A man walks in front of the Dome of the Rock in the compound known to Muslims as Noble Sanctuary and to Jews as Temple Mount in Jerusalem’s Old City, after Muslim clerics shut the doors of Al-Aqsa mosque and the Dome of the Rock until further notice as a precaution against coronavirus March 15, 2020. REUTERS/Ammar Awad/ File Photo / NTB scanpix
For the past few years, Palestinians have been waging a campaign to stop Jews from visiting Jerusalem’s Temple Mount/Noble Sanctuary, a place sacred to both Muslims and Jews. The Palestinian Authority, Hamas and other Palestinian groups continue to portray the visits as “violent incursions by extremist Jewish settlers,” even though many of the visitors are not extremists and do not live in settlements.

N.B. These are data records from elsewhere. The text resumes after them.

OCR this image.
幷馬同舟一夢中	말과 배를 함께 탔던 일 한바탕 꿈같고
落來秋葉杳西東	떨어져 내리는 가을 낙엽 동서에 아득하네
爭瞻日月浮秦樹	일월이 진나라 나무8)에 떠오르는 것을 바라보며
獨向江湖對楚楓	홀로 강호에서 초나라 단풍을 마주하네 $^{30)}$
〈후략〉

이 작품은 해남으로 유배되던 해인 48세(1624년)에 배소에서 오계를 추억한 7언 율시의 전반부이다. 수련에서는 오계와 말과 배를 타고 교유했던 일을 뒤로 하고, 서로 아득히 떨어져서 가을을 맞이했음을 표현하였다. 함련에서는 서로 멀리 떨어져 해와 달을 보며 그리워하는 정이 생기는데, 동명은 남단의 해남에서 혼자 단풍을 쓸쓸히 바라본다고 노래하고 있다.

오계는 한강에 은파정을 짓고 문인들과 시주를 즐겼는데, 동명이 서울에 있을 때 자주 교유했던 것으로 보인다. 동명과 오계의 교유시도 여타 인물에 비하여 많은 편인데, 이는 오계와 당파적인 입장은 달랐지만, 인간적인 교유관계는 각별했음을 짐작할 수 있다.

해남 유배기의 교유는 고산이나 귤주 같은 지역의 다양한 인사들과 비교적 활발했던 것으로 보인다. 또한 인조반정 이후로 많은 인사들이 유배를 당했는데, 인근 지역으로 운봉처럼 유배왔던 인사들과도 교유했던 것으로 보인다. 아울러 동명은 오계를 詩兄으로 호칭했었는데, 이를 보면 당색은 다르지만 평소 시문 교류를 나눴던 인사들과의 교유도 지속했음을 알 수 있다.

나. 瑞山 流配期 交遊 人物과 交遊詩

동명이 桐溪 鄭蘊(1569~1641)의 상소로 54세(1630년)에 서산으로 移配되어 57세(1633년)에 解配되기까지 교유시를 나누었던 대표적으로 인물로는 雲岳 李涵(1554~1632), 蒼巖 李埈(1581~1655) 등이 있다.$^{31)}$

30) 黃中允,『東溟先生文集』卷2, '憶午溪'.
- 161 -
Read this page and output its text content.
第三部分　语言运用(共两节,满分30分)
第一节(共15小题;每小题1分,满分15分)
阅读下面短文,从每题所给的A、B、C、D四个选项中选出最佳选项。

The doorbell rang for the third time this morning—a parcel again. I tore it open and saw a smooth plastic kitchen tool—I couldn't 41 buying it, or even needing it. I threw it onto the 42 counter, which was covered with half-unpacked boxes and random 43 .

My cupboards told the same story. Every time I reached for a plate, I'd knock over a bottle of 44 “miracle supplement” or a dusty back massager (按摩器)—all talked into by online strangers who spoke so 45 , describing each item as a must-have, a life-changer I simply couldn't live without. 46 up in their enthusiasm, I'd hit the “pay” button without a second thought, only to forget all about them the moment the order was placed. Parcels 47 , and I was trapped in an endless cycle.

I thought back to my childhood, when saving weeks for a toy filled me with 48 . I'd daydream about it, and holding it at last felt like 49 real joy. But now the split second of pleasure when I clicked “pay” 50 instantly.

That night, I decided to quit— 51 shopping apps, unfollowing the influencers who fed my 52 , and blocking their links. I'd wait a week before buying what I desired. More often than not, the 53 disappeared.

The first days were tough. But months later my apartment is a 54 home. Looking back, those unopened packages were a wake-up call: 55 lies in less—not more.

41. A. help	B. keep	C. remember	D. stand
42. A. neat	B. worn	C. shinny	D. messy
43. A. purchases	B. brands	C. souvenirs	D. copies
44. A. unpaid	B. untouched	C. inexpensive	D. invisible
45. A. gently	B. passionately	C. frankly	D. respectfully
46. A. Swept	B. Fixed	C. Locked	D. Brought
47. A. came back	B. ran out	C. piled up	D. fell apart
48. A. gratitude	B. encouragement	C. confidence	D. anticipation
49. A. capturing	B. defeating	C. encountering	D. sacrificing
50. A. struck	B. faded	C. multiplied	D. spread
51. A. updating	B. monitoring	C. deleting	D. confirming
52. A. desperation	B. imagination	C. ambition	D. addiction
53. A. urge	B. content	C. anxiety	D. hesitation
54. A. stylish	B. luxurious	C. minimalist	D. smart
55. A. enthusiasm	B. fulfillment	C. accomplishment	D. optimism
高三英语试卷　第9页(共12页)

The Temple Mount, where the First and Second Jewish Temples once stood, is the holiest place in the world for the Jewish people. The Palestinians, however, deny any Jewish historic and religious connection to the Temple Mount and harass Jews who, as tourists, visit the site.
The Palestinians are now saying that have a problem not only with Jews touring the Temple Mount, but with those who wish to pray inside a synagogue in an Arab country, namely the United Arab Emirates (UAE).
A multifaith complex that includes a synagogue is currently being built in Abu Dhabi, the capital of the UAE. “A church, mosque and synagogue will share a collective space for the first time, serving as a community for inter-religious dialogue and exchange, and nurturing the values of peaceful co-existence and acceptance among different beliefs, nationalities and cultures,” the committee overseeing construction of the complex said in a statement.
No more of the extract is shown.